Physio lady said it wouldn’t be wise to endure such repeated strain. I was very disappointed at first, but now I’m okay. I will still run a half marathon, just not as soon as I had hoped. I am determined to continue training. Because I cannot run, I’m trying new forms of exercise. Tonight I went to hot yoga. It seems like the perfect treatment for my knee too because I’m stretching in so many ways.
I have never sweat so much in my life. It’s as though someone keeps dumping a glass of water down my shirt, lol. I bought an unlimited month pass and am going to try and go as much as possible. The variety of people in the class is amazing too. People of all ages, shapes and sizes… and lots of men too. Before the class begins we all lay down and relax to adjust to the heat. All of the sudden I hear ZZZzzzzZZzzz!!! The loudest snore ever! The man next to me was so relaxed that he fell asleep.
Motivation.
Something I struggle with. Bob Harper, expert trainer on The Biggest Loser, has a lot to say about it. When it comes to living a healthy lifestyle there is no finish line. It’s every day. It’s a lifetime commitment. It should become the usual.
Three reasons to subscribe to @mytrainerbob on youtube. He is super motivating, has great fitness tips and he’s hot.
I’ve included this to prove that I actually did the 500 steps! haha, it was way harder than I thought.
also, in the last video I mentioned how it’s exactly one month to RACE DAY. Training has been going well, but it’s all becoming very real- meaning I’m getting nervous…
My favourite show The Biggest Loser premiered this past Tuesday. In order to win a place onto the show the 3 contestants from each site were challenged to 500 steps or a 1 mile race. At first I thought the steps would be way easier, but after doing the 500 steps tonight I’m not so sure anymore. I’m not even close to 300 pounds like many of these people and it was so tiring! My legs were burning by step 100!
While Bob and Jillian encourage the Biggest Loser contestants, I’ll find encouragement through their amazing progress!
The Terry Fox run has meant more to me this year than ever before. Firstly, I participated (thanks Poot!) and secondly, I was exposed to Steve Nash’s espn documentary “Into the Wind.”

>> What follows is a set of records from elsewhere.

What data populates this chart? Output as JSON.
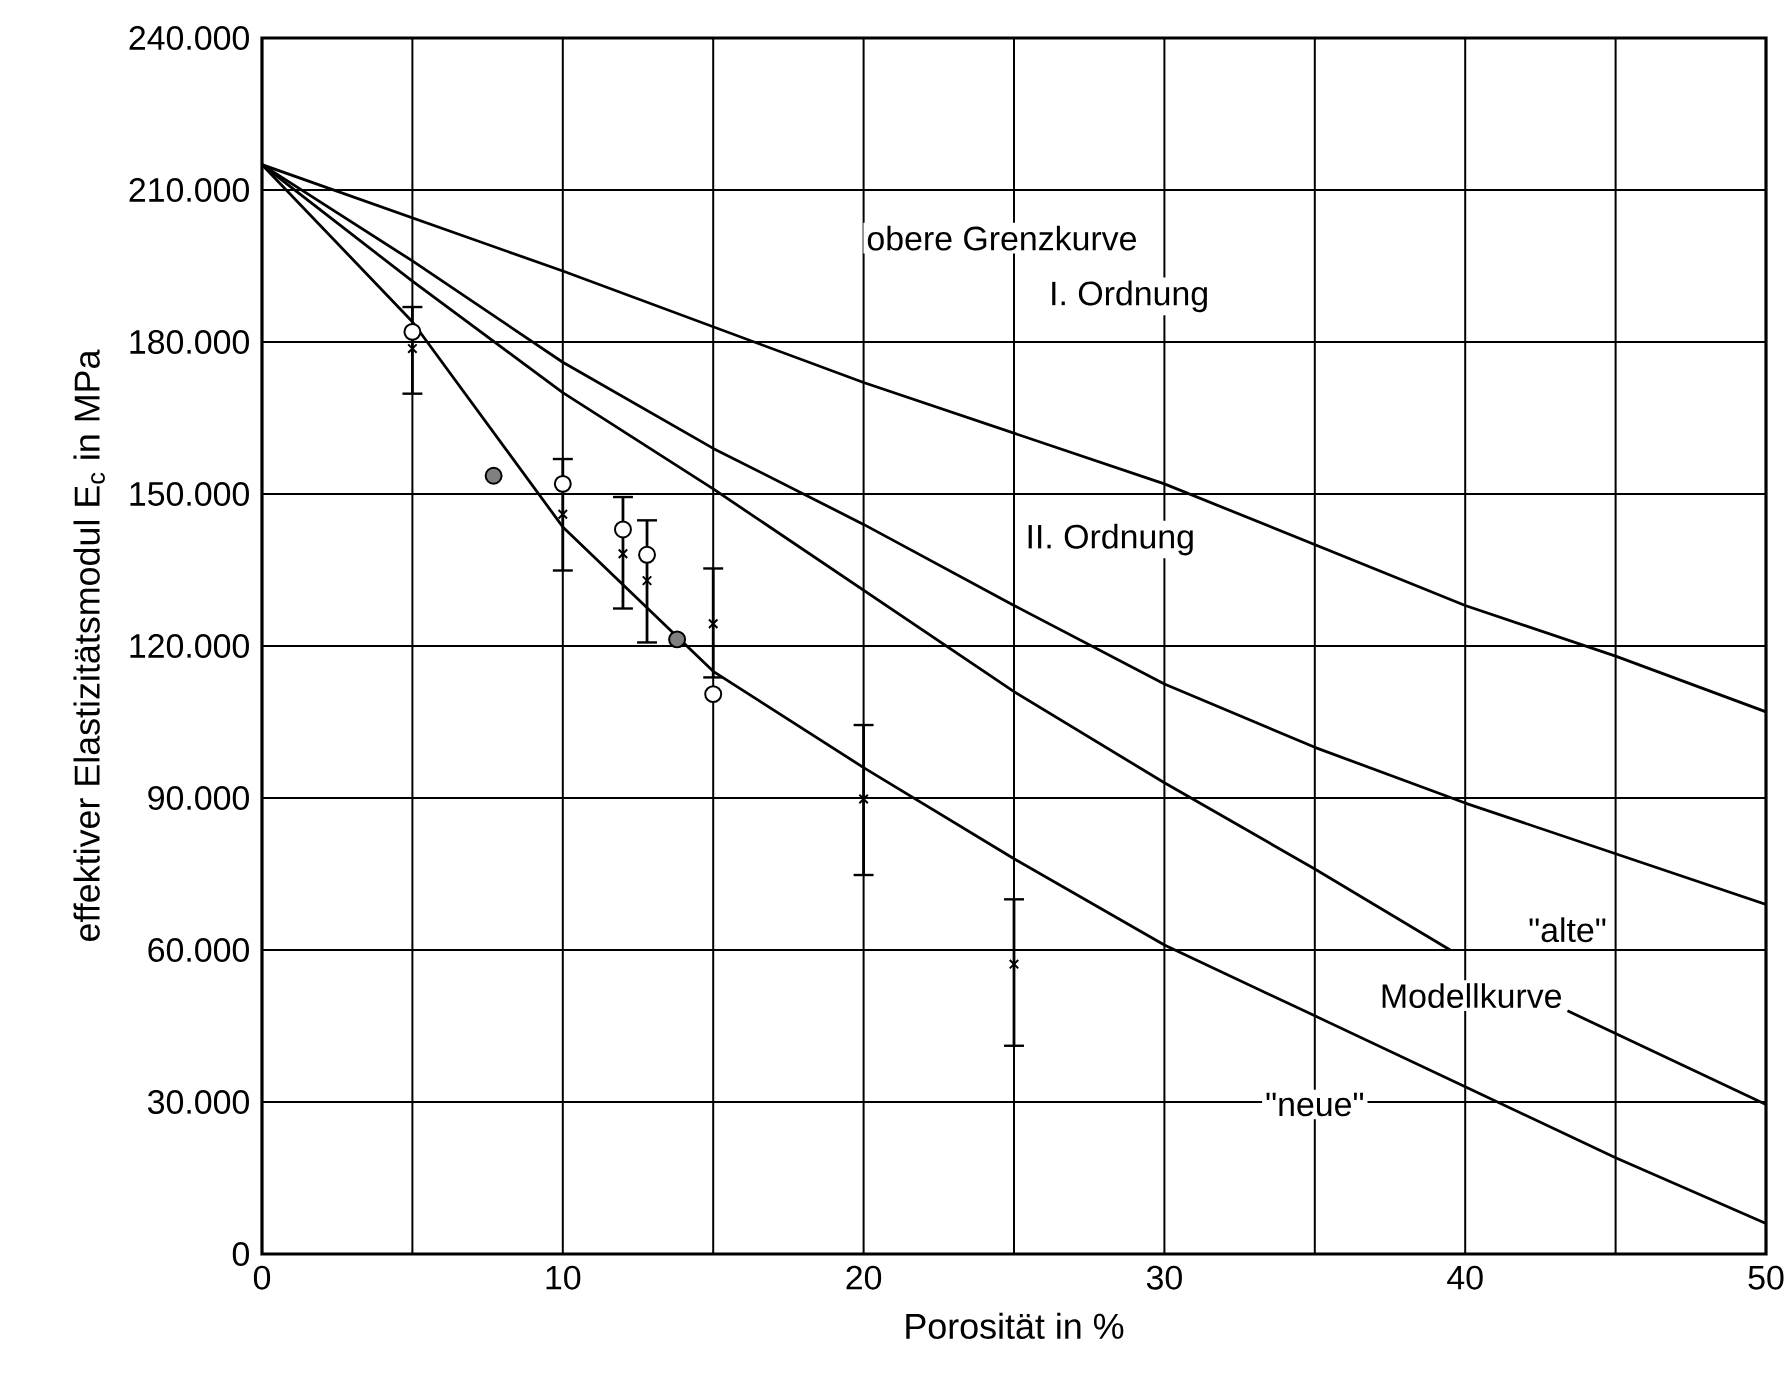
{
  "chart_data": {
    "type": "line",
    "xlabel": "Porosität in %",
    "ylabel": "effektiver Elastizitätsmodul E$_{c}$ in MPa",
    "xlim": [
      0,
      50
    ],
    "ylim": [
      0,
      240000
    ],
    "xticks": [
      0,
      {
        "value": 5,
        "label": null
      },
      10,
      {
        "value": 15,
        "label": null
      },
      20,
      {
        "value": 25,
        "label": null
      },
      30,
      {
        "value": 35,
        "label": null
      },
      40,
      {
        "value": 45,
        "label": null
      },
      50
    ],
    "yticks": [
      0,
      {
        "value": 30000,
        "label": "30.000"
      },
      {
        "value": 60000,
        "label": "60.000"
      },
      {
        "value": 90000,
        "label": "90.000"
      },
      {
        "value": 120000,
        "label": "120.000"
      },
      {
        "value": 150000,
        "label": "150.000"
      },
      {
        "value": 180000,
        "label": "180.000"
      },
      {
        "value": 210000,
        "label": "210.000"
      },
      {
        "value": 240000,
        "label": "240.000"
      }
    ],
    "grid": true,
    "series": [
      {
        "color": "#000000",
        "marker": "none",
        "x": [
          0,
          10,
          15,
          20,
          30,
          40,
          45,
          50
        ],
        "values": [
          215000,
          194000,
          183000,
          172000,
          152000,
          128000,
          118000,
          107000
        ]
      },
      {
        "color": "#000000",
        "marker": "none",
        "x": [
          0,
          5,
          10,
          15,
          20,
          25,
          30,
          35,
          40,
          45,
          50
        ],
        "values": [
          215000,
          196000,
          176000,
          159000,
          144000,
          128000,
          112500,
          100000,
          89000,
          79000,
          69000
        ]
      },
      {
        "color": "#000000",
        "marker": "none",
        "x": [
          0,
          5,
          10,
          15,
          20,
          25,
          30,
          35,
          39.5,
          41.5,
          43.4,
          50
        ],
        "values": [
          215000,
          192000,
          170000,
          151000,
          131000,
          111000,
          93000,
          76000,
          60000,
          null,
          48000,
          29500
        ]
      },
      {
        "color": "#000000",
        "marker": "none",
        "x": [
          0,
          5,
          10,
          15,
          20,
          25,
          30,
          35,
          40,
          45,
          50
        ],
        "values": [
          215000,
          184000,
          143500,
          115000,
          96000,
          78000,
          61000,
          47000,
          33000,
          19000,
          6000
        ]
      },
      {
        "type": "scatter",
        "color": "#000000",
        "marker": "cross",
        "x": [
          5,
          10,
          12,
          12.8,
          15,
          20,
          25
        ],
        "values": [
          178700,
          146000,
          138200,
          132900,
          124400,
          89800,
          57200
        ],
        "errors": [
          [
            169800,
            186900
          ],
          [
            134900,
            156900
          ],
          [
            127400,
            149400
          ],
          [
            120700,
            144800
          ],
          [
            113800,
            135300
          ],
          [
            74800,
            104400
          ],
          [
            41100,
            70000
          ]
        ]
      },
      {
        "type": "scatter",
        "color": "#ffffff",
        "marker": "circle",
        "x": [
          5,
          10,
          12,
          12.8,
          15
        ],
        "values": [
          182000,
          152000,
          143000,
          138000,
          110500
        ]
      },
      {
        "type": "scatter",
        "color": "#808080",
        "marker": "circle",
        "x": [
          7.7,
          13.8
        ],
        "values": [
          153600,
          121300
        ]
      }
    ],
    "annotations": [
      "obere Grenzkurve",
      "I. Ordnung",
      "II. Ordnung",
      "\"alte\"",
      "Modellkurve",
      "\"neue\""
    ]
  }
}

As a child, the Terry Fox run was a great excuse to get out of class. This is in no disrespect to the foundation- we were taught what it was all about, but the impact only hit me this year. I wrote an article about Terry Fox and Nash’s TIFF premiere. I did my research and Terry really was a hero.
I think it was Buzz Lightyear who said the famous words “never give up, never surrender!” Buzz was decades after the Canadian icon, but those words come to mind when I think about Terry’s strength and determination during his Marathon of Hope.

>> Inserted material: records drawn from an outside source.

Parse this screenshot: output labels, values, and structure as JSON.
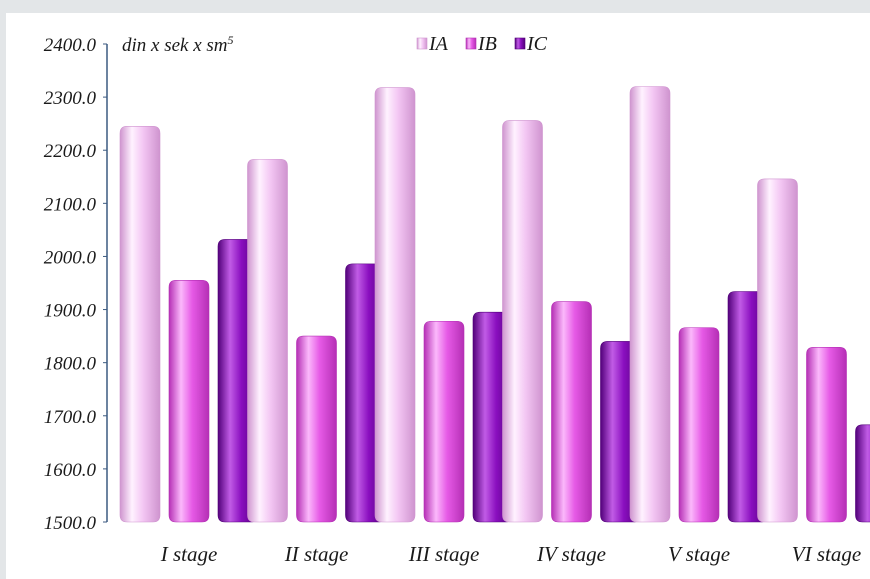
{
  "chart_data": {
    "type": "bar",
    "unit_label": "din x sek x sm",
    "unit_superscript": "5",
    "categories": [
      "I stage",
      "II stage",
      "III stage",
      "IV stage",
      "V stage",
      "VI stage"
    ],
    "series": [
      {
        "name": "IA",
        "values": [
          2245,
          2183,
          2318,
          2256,
          2320,
          2146
        ]
      },
      {
        "name": "IB",
        "values": [
          1955,
          1850,
          1878,
          1915,
          1866,
          1829
        ]
      },
      {
        "name": "IC",
        "values": [
          2032,
          1986,
          1895,
          1840,
          1934,
          1683
        ]
      }
    ],
    "ylim": [
      1500,
      2400
    ],
    "yticks": [
      "1500.0",
      "1600.0",
      "1700.0",
      "1800.0",
      "1900.0",
      "2000.0",
      "2100.0",
      "2200.0",
      "2300.0",
      "2400.0"
    ],
    "legend_position": "top",
    "grid": false,
    "colors": {
      "IA": {
        "base": "#f3c6f3",
        "light": "#fff2ff",
        "dark": "#cf94cf"
      },
      "IB": {
        "base": "#e65ae6",
        "light": "#fbb8fb",
        "dark": "#b52fb5"
      },
      "IC": {
        "base": "#8a0fbf",
        "light": "#c15ce6",
        "dark": "#52007a"
      }
    }
  }
}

Terry had already lost his leg to cancer, but was motivated when he learned that a few years earlier science wouldn’t have had the technology to do save him. His interest in cancer research grew. He met with children suffering with cancer and was moved to action.
To this day the Terry Fox Foundation has raised hundreds of millions of dollars towards cancer research.

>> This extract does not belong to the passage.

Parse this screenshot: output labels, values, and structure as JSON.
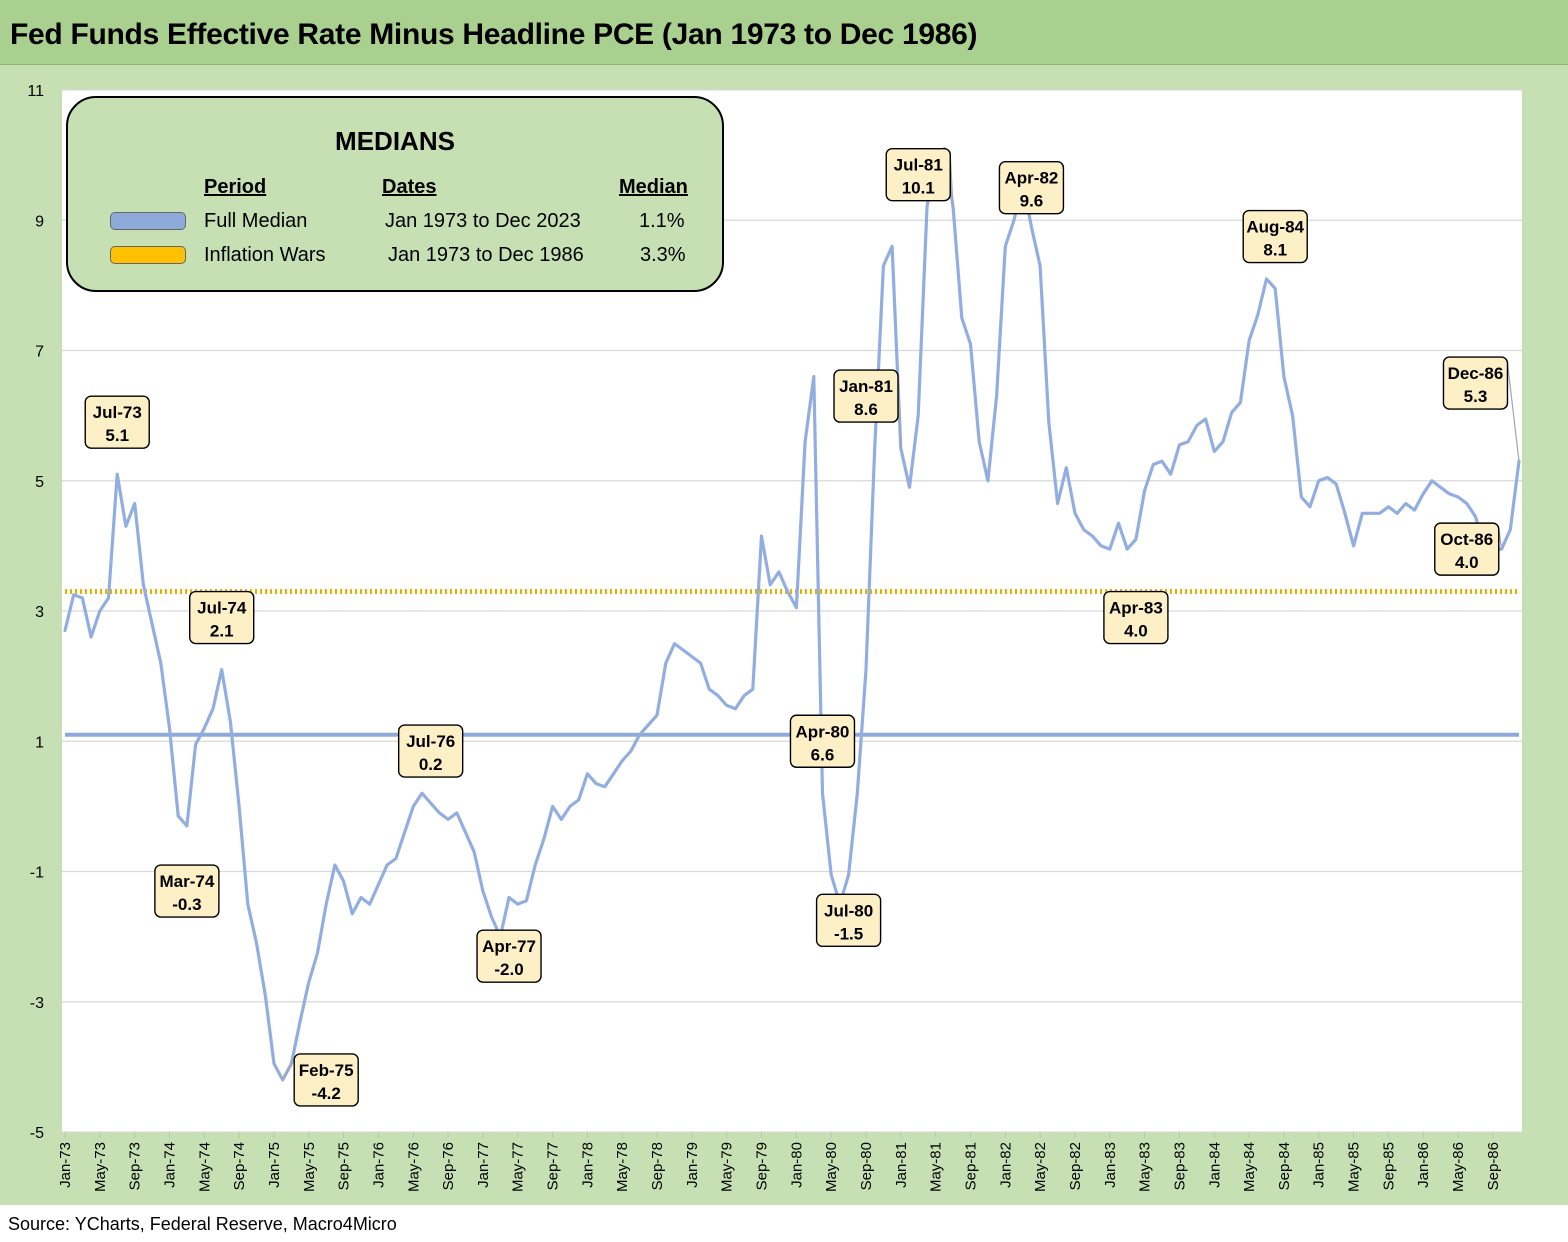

One of my best friends Shane is back in town. She just finished her masters at St. Andrews in Scotland. Yes, smart lady.
We caught up and went for a run in her area. Thanks to my trusty Nike+ shoes and ipod, it mapped out to be about 5.06k run there and 5k walk back.
I was reading somewhere that 30k a week is good training… so these few days of shorter distances are actually doing me well.